New MS treatment successful in early clinical trials
A new treatment for multiple sclerosis (MS) had a successful first phase of clinical trials, shows a study published in the journal Science Translational Medicine.Â
Multiple sclerosis is an autoimmune disease where the patient's own immune system attacks a myelin insulating layer that wraps around nerve cells. Myelin is essential for nerve cells to send messages to each other. As the myelin sheath is gradually degraded in patients with MS, over the years, they lose the ability to move. The average life expectancy for people suffering from this disease is five to ten years lower than in the rest of the population. There is currently no cure for MS and the only available treatments are immunosuppressive therapies.
In the new study, researchers from Germany, US and Austria were able to 'trick' the immune system to slow down the attack on myelin. In MS, the immune system targets myelin for destruction because it fails to recognise it as its own- basically, it thinks myelin is an invader. The aim of this research was to force the immune system to recognise and become tolerant to myelin, without compromising the ability to fight real infections. For this, the team extracted immune cells present in blood, then linked them to myelin fragments and finally injected them back into nine MS patients, along with millions of other myelin fragments.
"Our therapy only targets the auto-immune cells that are actually responsible for causing the damage in the central nervous system, but leaves the rest of the immune system alone" says Dr Stephen Miller, a research immunologist from the Feinberg School of Medicine at Northwestern University, Chicago, US. This approach may overcome the tendency to develop infections and cancer that affects patients undergoing non-specific immunosuppressive therapies to treat MS.
The team believes this therapy would be more effective in MS patients where it is well understood that their condition is highly inflammatory and mediated by auto-reactive immune responses. In more advanced stages of the disease, symptoms are not only caused by immune responses, but can also be a consequence of neurodegeneration due to permanent myelin loss.
This first phase of clinical trials was primarily to test for possible side-effects in patients receiving the new treatment. The results were positive, with no problems observed and patients reporting improvements in their condition. "We found essentially this was a safe therapy without triggering a general auto-immune attack", said Dr Miller.

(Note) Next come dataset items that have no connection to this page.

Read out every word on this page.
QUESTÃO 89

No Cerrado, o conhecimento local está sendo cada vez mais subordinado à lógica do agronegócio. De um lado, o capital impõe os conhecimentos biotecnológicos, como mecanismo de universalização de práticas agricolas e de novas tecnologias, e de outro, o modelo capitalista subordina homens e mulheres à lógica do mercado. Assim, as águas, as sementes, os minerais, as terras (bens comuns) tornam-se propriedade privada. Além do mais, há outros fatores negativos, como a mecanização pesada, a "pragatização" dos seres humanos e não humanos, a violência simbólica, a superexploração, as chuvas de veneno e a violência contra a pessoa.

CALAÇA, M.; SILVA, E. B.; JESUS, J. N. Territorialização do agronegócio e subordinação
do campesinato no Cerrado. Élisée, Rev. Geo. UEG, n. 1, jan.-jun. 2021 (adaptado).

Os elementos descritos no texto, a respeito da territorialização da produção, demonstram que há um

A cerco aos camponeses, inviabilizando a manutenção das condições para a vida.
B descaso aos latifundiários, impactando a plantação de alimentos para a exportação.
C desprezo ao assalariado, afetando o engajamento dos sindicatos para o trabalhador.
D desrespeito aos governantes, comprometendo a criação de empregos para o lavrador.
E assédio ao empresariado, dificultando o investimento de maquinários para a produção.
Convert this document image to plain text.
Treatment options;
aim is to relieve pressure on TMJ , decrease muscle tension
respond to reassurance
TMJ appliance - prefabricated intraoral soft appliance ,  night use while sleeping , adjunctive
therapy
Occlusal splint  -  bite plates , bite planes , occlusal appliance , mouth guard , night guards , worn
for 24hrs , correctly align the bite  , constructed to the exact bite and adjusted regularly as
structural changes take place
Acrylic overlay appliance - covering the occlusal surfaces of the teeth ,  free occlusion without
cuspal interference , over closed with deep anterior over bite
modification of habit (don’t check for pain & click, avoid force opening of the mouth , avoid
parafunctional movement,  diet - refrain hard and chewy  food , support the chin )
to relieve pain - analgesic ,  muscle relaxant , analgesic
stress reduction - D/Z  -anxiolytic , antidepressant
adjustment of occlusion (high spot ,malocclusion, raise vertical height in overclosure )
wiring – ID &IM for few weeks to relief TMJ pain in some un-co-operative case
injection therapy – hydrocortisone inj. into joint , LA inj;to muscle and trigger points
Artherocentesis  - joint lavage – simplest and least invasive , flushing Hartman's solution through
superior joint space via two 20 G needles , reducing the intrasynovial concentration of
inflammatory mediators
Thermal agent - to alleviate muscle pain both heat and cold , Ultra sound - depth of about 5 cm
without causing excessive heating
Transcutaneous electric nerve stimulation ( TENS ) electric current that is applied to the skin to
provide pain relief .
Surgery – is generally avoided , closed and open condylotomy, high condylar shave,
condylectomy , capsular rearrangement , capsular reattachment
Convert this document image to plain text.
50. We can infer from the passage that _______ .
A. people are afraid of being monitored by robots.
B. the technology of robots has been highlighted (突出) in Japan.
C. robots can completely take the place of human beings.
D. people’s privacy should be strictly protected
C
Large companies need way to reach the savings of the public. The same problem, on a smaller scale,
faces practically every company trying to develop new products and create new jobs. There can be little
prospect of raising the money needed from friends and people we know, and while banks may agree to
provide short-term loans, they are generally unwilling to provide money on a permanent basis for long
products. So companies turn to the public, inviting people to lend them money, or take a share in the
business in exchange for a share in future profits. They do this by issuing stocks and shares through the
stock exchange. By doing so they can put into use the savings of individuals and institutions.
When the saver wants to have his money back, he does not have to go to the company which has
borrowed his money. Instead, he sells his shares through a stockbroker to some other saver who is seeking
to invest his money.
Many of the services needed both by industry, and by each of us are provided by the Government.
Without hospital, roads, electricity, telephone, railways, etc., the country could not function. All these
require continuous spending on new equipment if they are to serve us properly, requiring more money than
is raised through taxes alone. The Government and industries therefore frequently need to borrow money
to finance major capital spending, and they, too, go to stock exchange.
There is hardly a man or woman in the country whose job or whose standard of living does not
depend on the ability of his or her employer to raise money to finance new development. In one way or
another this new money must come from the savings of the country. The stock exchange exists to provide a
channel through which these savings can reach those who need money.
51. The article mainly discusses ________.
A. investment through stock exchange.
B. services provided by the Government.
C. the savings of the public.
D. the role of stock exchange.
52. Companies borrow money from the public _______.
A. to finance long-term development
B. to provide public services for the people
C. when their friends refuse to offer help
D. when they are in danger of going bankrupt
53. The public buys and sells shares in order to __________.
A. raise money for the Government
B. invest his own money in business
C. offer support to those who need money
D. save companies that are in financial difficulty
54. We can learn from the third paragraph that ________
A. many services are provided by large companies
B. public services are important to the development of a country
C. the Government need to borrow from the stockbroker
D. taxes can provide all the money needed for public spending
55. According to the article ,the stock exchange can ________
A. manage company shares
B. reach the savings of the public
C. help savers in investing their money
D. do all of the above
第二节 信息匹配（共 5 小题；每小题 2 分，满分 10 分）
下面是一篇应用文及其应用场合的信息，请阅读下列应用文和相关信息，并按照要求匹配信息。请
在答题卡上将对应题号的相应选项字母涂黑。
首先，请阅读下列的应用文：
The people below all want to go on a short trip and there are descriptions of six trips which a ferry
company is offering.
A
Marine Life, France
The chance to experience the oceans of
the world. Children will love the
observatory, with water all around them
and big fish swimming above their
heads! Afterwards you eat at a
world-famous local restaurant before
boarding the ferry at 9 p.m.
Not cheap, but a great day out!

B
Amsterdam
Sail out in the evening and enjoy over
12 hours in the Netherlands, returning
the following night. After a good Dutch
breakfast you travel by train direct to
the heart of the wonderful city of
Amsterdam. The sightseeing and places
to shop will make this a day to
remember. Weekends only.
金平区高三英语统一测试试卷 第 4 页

"Whether it's going to be used routinely remains to be seen", he continued. "More patients have to be observed for longer periods of time to really determine if it has any effect on the disease". The team is now trying to secure funds to move on to the second phase of clinical trials to see if this method prevents the progression of multiple sclerosis in humans.
"We can't say anything about efficacy at this early stage", said Dr Reinhard Hohlfeld, from the Institute of Clinical Neuroimmunology, LMU Munich but, "based on animal models, this therapy shows great potential".